When they came to Australia Peter was 16 years old. First he worked for six months on a plane at a big factory called Spurway, where he earned 23 pounds, with overtime 26 pounds. He was pretty well off with this for a while. Then in the environs where we lived, there was a milk bar, this is almost like an espresso, owned by a Jewish gentleman, called Mauthner, and my father joined. My mother took part in this, too: she cooked Hungarian food. In the milk bar there wasn’t a kitchen, so my mother cooked the food at home, and Peter took it there in kettles.
My mother could get along with these unschooled people much better, she could handle this situation better. She was very good tempered.

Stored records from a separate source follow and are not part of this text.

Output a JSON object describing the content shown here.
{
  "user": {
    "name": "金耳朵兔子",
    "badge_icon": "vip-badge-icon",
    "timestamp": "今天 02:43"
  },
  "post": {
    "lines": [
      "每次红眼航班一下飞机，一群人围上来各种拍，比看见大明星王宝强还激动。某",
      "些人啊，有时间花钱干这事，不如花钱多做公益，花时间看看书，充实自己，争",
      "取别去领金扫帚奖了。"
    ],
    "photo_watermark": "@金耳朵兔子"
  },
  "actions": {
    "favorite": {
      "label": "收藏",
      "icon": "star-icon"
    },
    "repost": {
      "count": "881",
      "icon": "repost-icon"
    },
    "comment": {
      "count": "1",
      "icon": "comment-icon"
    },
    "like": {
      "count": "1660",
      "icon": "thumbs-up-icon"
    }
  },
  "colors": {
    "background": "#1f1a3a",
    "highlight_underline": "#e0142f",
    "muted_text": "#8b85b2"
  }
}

My parents’ story is a sad one. Especially my father’s. My father wasn’t happy even for one minute in Australia. He was like a fish taken out of water. My father is a café gentleman. There aren’t such people today anymore. He was a man of the city, a cultured man. In Australia first of all there wasn’t a café. Secondly, it was awfully hot. He was always hot. He hated this humid air. Then he got into a void, because everyone was busy, everyone was working. He could only meet even Jancsi Reich once a week at most. Here in Hungary, he had been someone, a wealthy gentleman. He immigrated to Australia and he became a nobody there. He didn’t speak the language, he didn’t have money, and he had a job, which he didn’t like. Besides that he didn’t have company.

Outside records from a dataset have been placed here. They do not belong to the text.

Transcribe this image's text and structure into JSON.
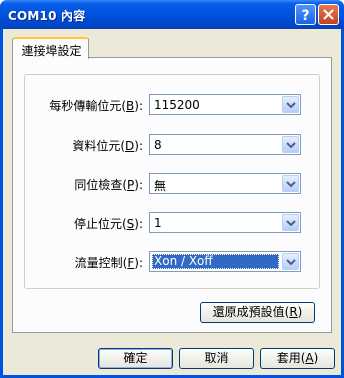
{
  "window": {
    "title": "COM10 內容"
  },
  "tabs": [
    {
      "label": "連接埠設定"
    }
  ],
  "settings": [
    {
      "label": "每秒傳輸位元",
      "accel": "B",
      "value": "115200"
    },
    {
      "label": "資料位元",
      "accel": "D",
      "value": "8"
    },
    {
      "label": "同位檢查",
      "accel": "P",
      "value": "無"
    },
    {
      "label": "停止位元",
      "accel": "S",
      "value": "1"
    },
    {
      "label": "流量控制",
      "accel": "F",
      "value": "Xon / Xoff",
      "focused": true
    }
  ],
  "restore_button": {
    "label": "還原成預設值",
    "accel": "R"
  },
  "footer": {
    "ok_label": "確定",
    "cancel_label": "取消",
    "apply_label": "套用",
    "apply_accel": "A"
  },
  "colors": {
    "title_bar": "#0054e3",
    "selection": "#316ac5",
    "dialog_bg": "#ece9d8",
    "tab_highlight": "#ffc83c"
  },
  "icons": {
    "help": "question-mark-icon",
    "close": "close-x-icon",
    "dropdown": "chevron-down-icon"
  }
}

In 1987 I decided to leave Sydney. I had had enough of this life. My wife and I set off to find a place to settle. We got to a small village called Woodburn. This is in the eastern part of [New] South Wales. We bought a house there on the riverbank, and I started to work there as a lawyer. It went very well, we lived off it comfortably.

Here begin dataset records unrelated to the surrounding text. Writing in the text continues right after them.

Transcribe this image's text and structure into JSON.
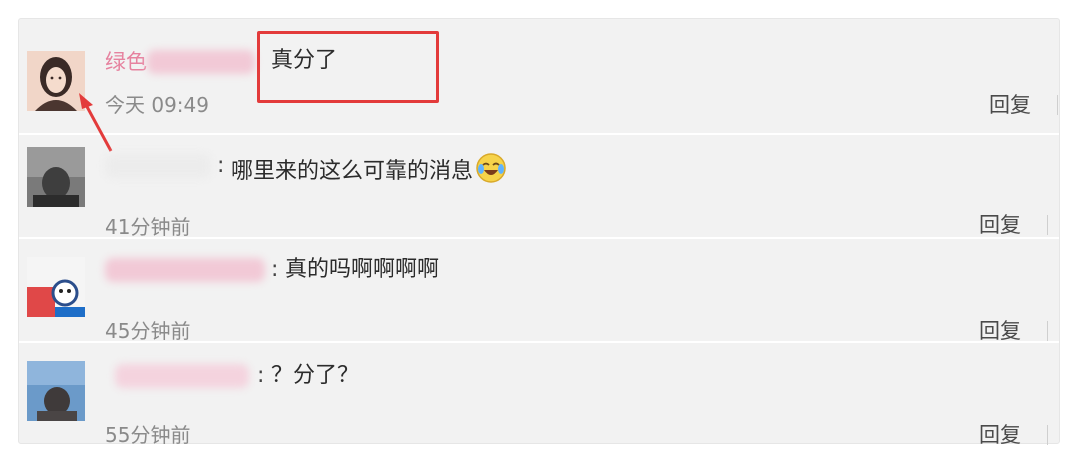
{
  "comments": [
    {
      "name_visible": "绿色",
      "content": "真分了",
      "time": "今天 09:49",
      "reply_label": "回复"
    },
    {
      "separator": ":",
      "content": "哪里来的这么可靠的消息",
      "emoji": "laughing-crying-emoji",
      "time": "41分钟前",
      "reply_label": "回复"
    },
    {
      "separator": ":",
      "content": "真的吗啊啊啊啊",
      "time": "45分钟前",
      "reply_label": "回复"
    },
    {
      "separator": ":",
      "content": "？分了？",
      "time": "55分钟前",
      "reply_label": "回复"
    }
  ],
  "colors": {
    "panel_bg": "#f2f2f2",
    "name_pink": "#e6829f",
    "highlight_red": "#e33b3b",
    "time_gray": "#8a8a8a"
  }
}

In 1979 I went to Sir Peter Abeles’ huge multinational transport company, the TNT. I became the in-house lawyer, this is a kind of managing company lawyer. This was a very high position, with a huge salary. I had to deal with million dollar affairs every day.
I didn’t have many friends in Australia either. I have mentioned Ervin Katz, he is the one with whom we came together from Vienna. We’ve been on very good terms ever since. We used to get together with the families as well. And there was another one, Andris Nagy, whom I have also mentioned. I often got together with him, too, while he lived in Australia.
I don’t remember where Sandra and I got to know each other, we met at some party. My wife was a very skillful secretary.
In the meantime our marriage got ruined mainly because of my wife’s parents, and from 1967 we didn’t live together. From then on I lived with my present wife, Sandra. But Zsuzsi and I only divorced in 1970. I married Sandra in 1975, but we had been together for eight years by then. Zsuzsi remarried too, but they had no children. We didn’t have any children in my second marriage either. While we were married Zsuzsi was a housewife, she only cared for the children. Much later, after we divorced, she graduated from the evening university and she became a social worker.
I worked at Kaufmann’s but I wasn’t very happy, there was a big cultural difference between us. Kaufmann was an unschooled person from Mateszalka, who made a lot of money and he couldn’t behave himself. In 1961 I parted with him for good and I left. I opened a clothing shop in Parramatta. This is a district of Sydney. I opened the shop on credit. The owner of the house also helped with not asking for rent for the premises for a while. I did this for one and a half years, but the shop didn’t go well.
I worked there and in the meantime I went out with a girl who was Yvette’s friend. I was madly in love with her, we dated for two years, her name was Julika Horvath. She was Jewish, but they converted. When that was over, I met my first wife, Zsuzsi [Susan] Kaufmann.